中学校一年
みなさん、突然ですが「三人に一人」これは何の数だと思いますか?これはアレルギーがある日本国民の割合です。
ぼくも幼い時からアレルギーがあります。アレルギーにはいくつか種類があり、その中でもぼくは、食物アレルギーがひどく、とても大変な思いをしました。卵、乳製品、大豆、小麦を含むすべての食品とかゆみ成分の多いパイナップル、メロンなどは食べられず、外食はほとんどしたことがありません。幼稚園ではもちろん給食を食べられないので、お弁当を持って行っていました。幼いながらに「何でぼくだけ食べられないんだろう…。みんなおいしそうに食べていてうらやましいな…。」と、思うことはよく、いや、毎日ありました。自分だけ、一人だけ取り残されたような何とも言えない感情でした。
そんな中、初めての遠足がありました。「友達とお菓子交換はできないよ。」と、母から何度も言い聞かされていました。「また、ぼくだけみんなと違う…。」そんな気持ちになりました。
少し不安な気持ちでむかえた遠足当日、なんと、何人もの友達が卵の入っていないおやつを持ってきてくれていて、とてもうれしかったことを覚えています。きちんと袋の成分表をぼくの母に見せて、食べられるか確認してから持ってきてくれたのです。少しおおげさかもしれませんが、手を差し伸べてくれた友達のおかげで一人ぼっちの世界から救われ、ぼくの世界が明るくなったのを感じました。その出来事で、アレルギーが治ったわけではありませんが、とても心が軽くなりました。それからのぼくは、給食の時間が嫌ではなくなりました。

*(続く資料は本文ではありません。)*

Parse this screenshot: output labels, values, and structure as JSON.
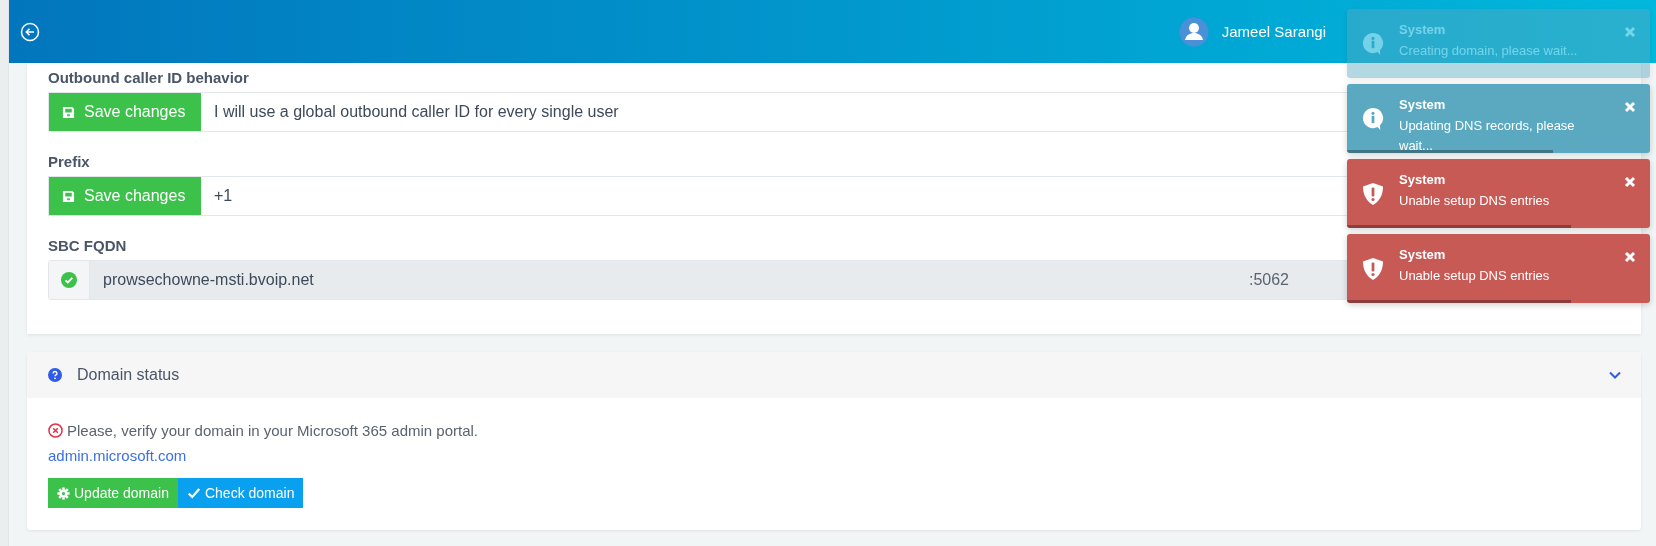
{
  "header": {
    "user_name": "Jameel Sarangi"
  },
  "settings": [
    {
      "label": "Outbound caller ID behavior",
      "kind": "save",
      "button": "Save changes",
      "value": "I will use a global outbound caller ID for every single user"
    },
    {
      "label": "Prefix",
      "kind": "save",
      "button": "Save changes",
      "value": "+1"
    },
    {
      "label": "SBC FQDN",
      "kind": "verified",
      "value": "prowsechowne-msti.bvoip.net",
      "suffix": ":5062"
    }
  ],
  "domain_status": {
    "title": "Domain status",
    "expanded": true,
    "message": "Please, verify your domain in your Microsoft 365 admin portal.",
    "link": "admin.microsoft.com",
    "buttons": [
      {
        "label": "Update domain",
        "kind": "update"
      },
      {
        "label": "Check domain",
        "kind": "check"
      }
    ]
  },
  "toasts": [
    {
      "kind": "info",
      "faded": true,
      "title": "System",
      "message": "Creating domain, please wait..."
    },
    {
      "kind": "info",
      "faded": false,
      "title": "System",
      "message": "Updating DNS records, please wait...",
      "level": 0.68
    },
    {
      "kind": "error",
      "faded": false,
      "title": "System",
      "message": "Unable setup DNS entries",
      "level": 0.74
    },
    {
      "kind": "error",
      "faded": false,
      "title": "System",
      "message": "Unable setup DNS entries",
      "level": 0.74
    }
  ]
}
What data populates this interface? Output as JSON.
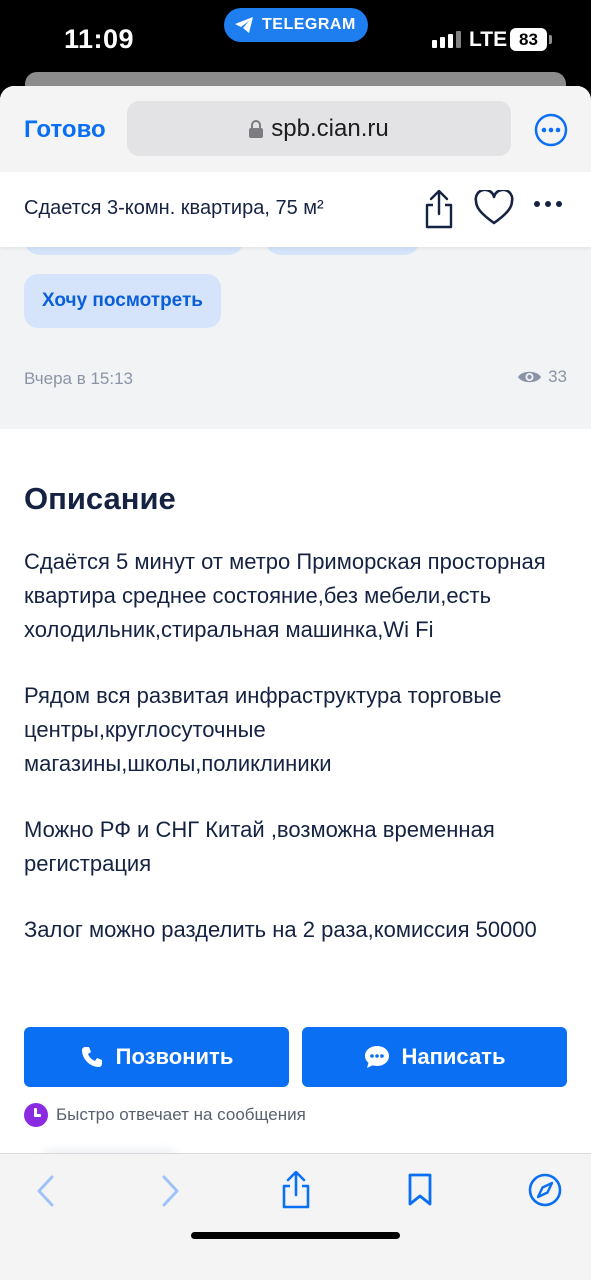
{
  "status_bar": {
    "time": "11:09",
    "telegram_pill": "TELEGRAM",
    "network": "LTE",
    "battery": "83"
  },
  "browser": {
    "done_label": "Готово",
    "url": "spb.cian.ru"
  },
  "listing": {
    "title": "Сдается 3-комн. квартира, 75 м²",
    "chip_label": "Хочу посмотреть",
    "posted": "Вчера в 15:13",
    "views": "33"
  },
  "description": {
    "heading": "Описание",
    "paragraphs": [
      "Сдаётся 5 минут от метро Приморская просторная квартира среднее состояние,без мебели,есть холодильник,стиральная машинка,Wi Fi",
      "Рядом вся развитая инфраструктура торговые центры,круглосуточные магазины,школы,поликлиники",
      "Можно РФ и СНГ Китай ,возможна временная регистрация",
      "Залог можно разделить на 2 раза,комиссия 50000"
    ]
  },
  "actions": {
    "call_label": "Позвонить",
    "write_label": "Написать",
    "fast_reply": "Быстро отвечает на сообщения"
  },
  "colors": {
    "accent": "#0a6ff2",
    "chip_bg": "#d5e4fb",
    "text_dark": "#152242",
    "muted": "#8b94a6",
    "badge_purple": "#8a2be2"
  }
}
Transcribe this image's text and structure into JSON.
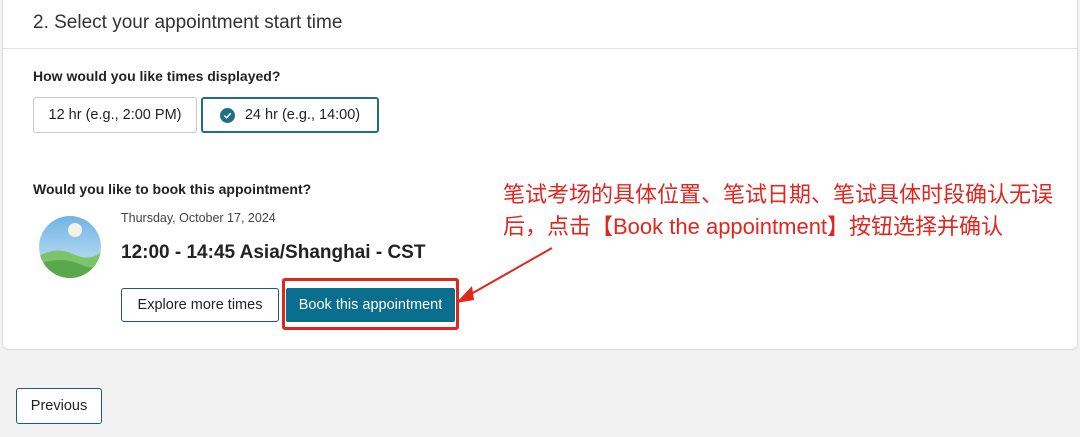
{
  "section": {
    "title": "2. Select your appointment start time"
  },
  "time_format": {
    "question": "How would you like times displayed?",
    "option_12": "12 hr (e.g., 2:00 PM)",
    "option_24": "24 hr (e.g., 14:00)",
    "selected": "24 hr"
  },
  "booking": {
    "question": "Would you like to book this appointment?",
    "date": "Thursday, October 17, 2024",
    "time": "12:00 - 14:45 Asia/Shanghai - CST",
    "explore_label": "Explore more times",
    "book_label": "Book this appointment"
  },
  "annotation": {
    "text": "笔试考场的具体位置、笔试日期、笔试具体时段确认无误后，点击【Book the appointment】按钮选择并确认",
    "color": "#e0261e"
  },
  "footer": {
    "previous_label": "Previous"
  },
  "colors": {
    "accent": "#0a6e8f",
    "border_accent": "#1f5b6e"
  }
}
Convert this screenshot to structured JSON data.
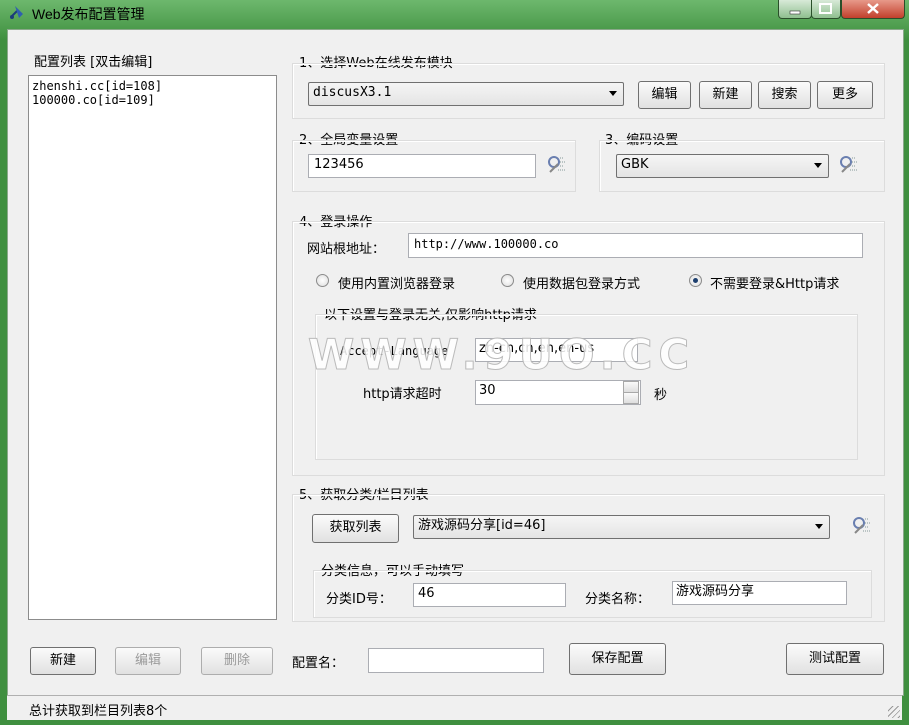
{
  "window": {
    "title": "Web发布配置管理",
    "buttons": [
      "minimize",
      "maximize",
      "close"
    ],
    "accent_color": "#3f8f3f"
  },
  "config_list": {
    "label": "配置列表  [双击编辑]",
    "items": [
      "zhenshi.cc[id=108]",
      "100000.co[id=109]"
    ],
    "new_label": "新建",
    "edit_label": "编辑",
    "delete_label": "删除"
  },
  "section1": {
    "title": "1、选择Web在线发布模块",
    "module_value": "discusX3.1",
    "edit_label": "编辑",
    "new_label": "新建",
    "search_label": "搜索",
    "more_label": "更多"
  },
  "section2": {
    "title": "2、全局变量设置",
    "value": "123456"
  },
  "section3": {
    "title": "3、编码设置",
    "value": "GBK"
  },
  "section4": {
    "title": "4、登录操作",
    "root_url_label": "网站根地址：",
    "root_url_value": "http://www.100000.co",
    "radio1": "使用内置浏览器登录",
    "radio2": "使用数据包登录方式",
    "radio3": "不需要登录&Http请求",
    "selected_radio": "radio3",
    "http_group_title": "以下设置与登录无关,仅影响http请求",
    "accept_language_label": "Accept-Language",
    "accept_language_value": "zh-cn,cn,en,en-us",
    "timeout_label": "http请求超时",
    "timeout_value": "30",
    "timeout_unit": "秒"
  },
  "section5": {
    "title": "5、获取分类/栏目列表",
    "fetch_label": "获取列表",
    "category_value": "游戏源码分享[id=46]",
    "info_title": "分类信息，可以手动填写",
    "id_label": "分类ID号：",
    "id_value": "46",
    "name_label": "分类名称：",
    "name_value": "游戏源码分享"
  },
  "bottom": {
    "config_name_label": "配置名：",
    "config_name_value": "",
    "save_label": "保存配置",
    "test_label": "测试配置"
  },
  "status": {
    "text": "总计获取到栏目列表8个"
  },
  "watermark": {
    "text": "WWW.9UO.CC"
  }
}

幼稚園卒園から七年後の今、ぼくは、中学一年生になりました。もうほとんどのアレルギーを克服して、今は、生卵のアレルギーだけです。
四月の自己紹介でこの学校の中にもアレルギーのある人がいることを知りました。また、ぼくのいとこは、ぼくよりも重い症状のある食物アレルギーがあります。世界中にも、アレルギーや様々な病気と闘っている人がいるとニュースで知りました。その一方で、アレルギー物質の入っていない商品をよく見かけるようにもなりました。アレルギーのある人でも食べられる物がどんどん増えているのはとてもうれしいです。ぼくたちは周りの人の優しさや配慮に支えられて健康に過ごせています。「三人に一人」にアレルギーがあると言われる今の時代で、差別や偏見、噂で当事者を苦しめるのではなく、互いに助け合っていける世の中になればいいなと思います。そして、ぼくもいろいろな人とつながり、助け合いの輪を広げていけるように行動していきます。
◆自分ではどうすることもできないつらい思いが、友だちの気づかいある行動で、とてもあたたかい気持ちになりましたね。世界にも目をむけて考えているやさしさが伝わってきます。誰もが安心して生活していける言葉がけや行動をしていきたいですね。